The last witness was Dr. Hertzberg, who started out her testimony by detailing a study she conducted for Boeing called Fly Healthy, where she and her team found that one to two crew members or passengers will become infected as a result from contact with an infectious individual and that microbial communities on flights vary greatly from flight to flight. The major implication from Hertzberg was that unless you brought the crew and passengers in for a flight at least 4 hours early and had them all undergo nasal swabbing and use PCR to test them, it is not possible to guarantee that someone will not be infected by the virus on a plane trip. Dr. Hertzberg also explained that there were several knowledge gaps in research about COVID specifically and about just how communicable disease is transmitted in an airplane. For instance, Fly Healthy doesn’t give us any information about long haul flights, any flights outside of the US, or flights on double aisle planes. 

The questioning period had been mostly preempted by the testimonies as the witnesses oftentimes found themselves repeating statements that they had already made earlier in the hearing, but there were some exchanges that broadened the horizon of the discussion. 

Horn asked about the federal government’s role in funding the required research and where that responsibility lies. The witnesses generally agreed that it should be a partnership between federal and private entities because the skills and funds exist everywhere for these problems. 
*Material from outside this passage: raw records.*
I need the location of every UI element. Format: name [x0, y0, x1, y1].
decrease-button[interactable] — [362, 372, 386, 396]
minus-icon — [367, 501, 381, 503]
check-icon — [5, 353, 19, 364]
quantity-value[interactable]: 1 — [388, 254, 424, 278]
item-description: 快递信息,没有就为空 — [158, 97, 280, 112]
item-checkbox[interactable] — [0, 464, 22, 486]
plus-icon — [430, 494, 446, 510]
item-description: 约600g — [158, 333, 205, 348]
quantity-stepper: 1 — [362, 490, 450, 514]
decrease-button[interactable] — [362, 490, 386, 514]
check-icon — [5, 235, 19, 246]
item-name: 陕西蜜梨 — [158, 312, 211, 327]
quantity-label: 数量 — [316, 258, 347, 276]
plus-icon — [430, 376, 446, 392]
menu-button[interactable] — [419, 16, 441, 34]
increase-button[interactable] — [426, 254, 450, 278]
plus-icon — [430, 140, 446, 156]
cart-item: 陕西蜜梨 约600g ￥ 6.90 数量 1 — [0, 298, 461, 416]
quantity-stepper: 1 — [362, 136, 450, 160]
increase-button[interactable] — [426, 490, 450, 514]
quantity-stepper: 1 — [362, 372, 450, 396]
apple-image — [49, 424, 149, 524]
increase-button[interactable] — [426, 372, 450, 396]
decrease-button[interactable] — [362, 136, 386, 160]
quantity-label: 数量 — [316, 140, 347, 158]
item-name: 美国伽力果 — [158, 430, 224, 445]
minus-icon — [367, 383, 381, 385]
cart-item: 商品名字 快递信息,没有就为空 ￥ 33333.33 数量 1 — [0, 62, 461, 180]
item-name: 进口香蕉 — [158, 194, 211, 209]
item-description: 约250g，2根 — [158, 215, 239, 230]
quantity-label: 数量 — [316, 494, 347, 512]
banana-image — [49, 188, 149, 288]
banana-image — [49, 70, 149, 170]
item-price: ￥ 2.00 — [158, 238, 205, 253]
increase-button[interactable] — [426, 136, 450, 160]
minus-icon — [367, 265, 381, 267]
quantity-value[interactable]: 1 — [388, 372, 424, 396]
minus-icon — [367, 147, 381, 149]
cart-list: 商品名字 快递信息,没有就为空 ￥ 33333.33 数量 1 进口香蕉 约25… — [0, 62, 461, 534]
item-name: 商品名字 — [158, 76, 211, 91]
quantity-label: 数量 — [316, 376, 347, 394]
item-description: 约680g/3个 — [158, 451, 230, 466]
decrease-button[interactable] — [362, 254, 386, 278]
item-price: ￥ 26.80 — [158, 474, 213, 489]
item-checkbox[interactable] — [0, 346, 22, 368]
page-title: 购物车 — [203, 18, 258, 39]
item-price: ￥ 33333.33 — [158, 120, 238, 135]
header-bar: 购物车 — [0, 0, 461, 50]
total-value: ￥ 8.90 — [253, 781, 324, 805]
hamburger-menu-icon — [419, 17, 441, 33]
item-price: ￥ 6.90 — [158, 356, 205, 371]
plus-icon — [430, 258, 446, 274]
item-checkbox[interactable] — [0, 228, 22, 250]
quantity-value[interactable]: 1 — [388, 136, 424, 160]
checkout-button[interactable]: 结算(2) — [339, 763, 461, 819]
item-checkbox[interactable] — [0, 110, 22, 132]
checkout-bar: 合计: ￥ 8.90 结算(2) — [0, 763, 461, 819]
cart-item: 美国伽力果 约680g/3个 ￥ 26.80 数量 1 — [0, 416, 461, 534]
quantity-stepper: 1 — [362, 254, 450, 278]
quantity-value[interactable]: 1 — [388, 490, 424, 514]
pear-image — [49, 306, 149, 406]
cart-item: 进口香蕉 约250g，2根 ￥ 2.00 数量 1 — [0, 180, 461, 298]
When Babin asked if it was more dangerous to ride on planes than any other form of transportation, Dr. Hertzberg explained that it’s simply impossible to know because we don’t understand how people move on airplanes or have any reliable data to compare with other modes of transportation. 

Chairwoman Johnson asked what the primary research gaps were, to which Dr. Hertzberg answered the role of physical objects in the transmission of COVID-19. 

Despite the pervasive sense that there is still very much to know, Representative Ami Bera (D-CA) did give the witnesses a chance to put their minds to ease on something. When he asked about N95 masks, Dr. Hertzberg explains that when properly fitted, they do play the dual role of filtering what the wearer breathes in as well as protecting those around them, but that any cloth or surgical mask could do the latter. While there’s still a lot to learn about the new normal and COVID-19, the fact remains that the best thing we can do now is stay inside when we can and wear a mask when we cannot.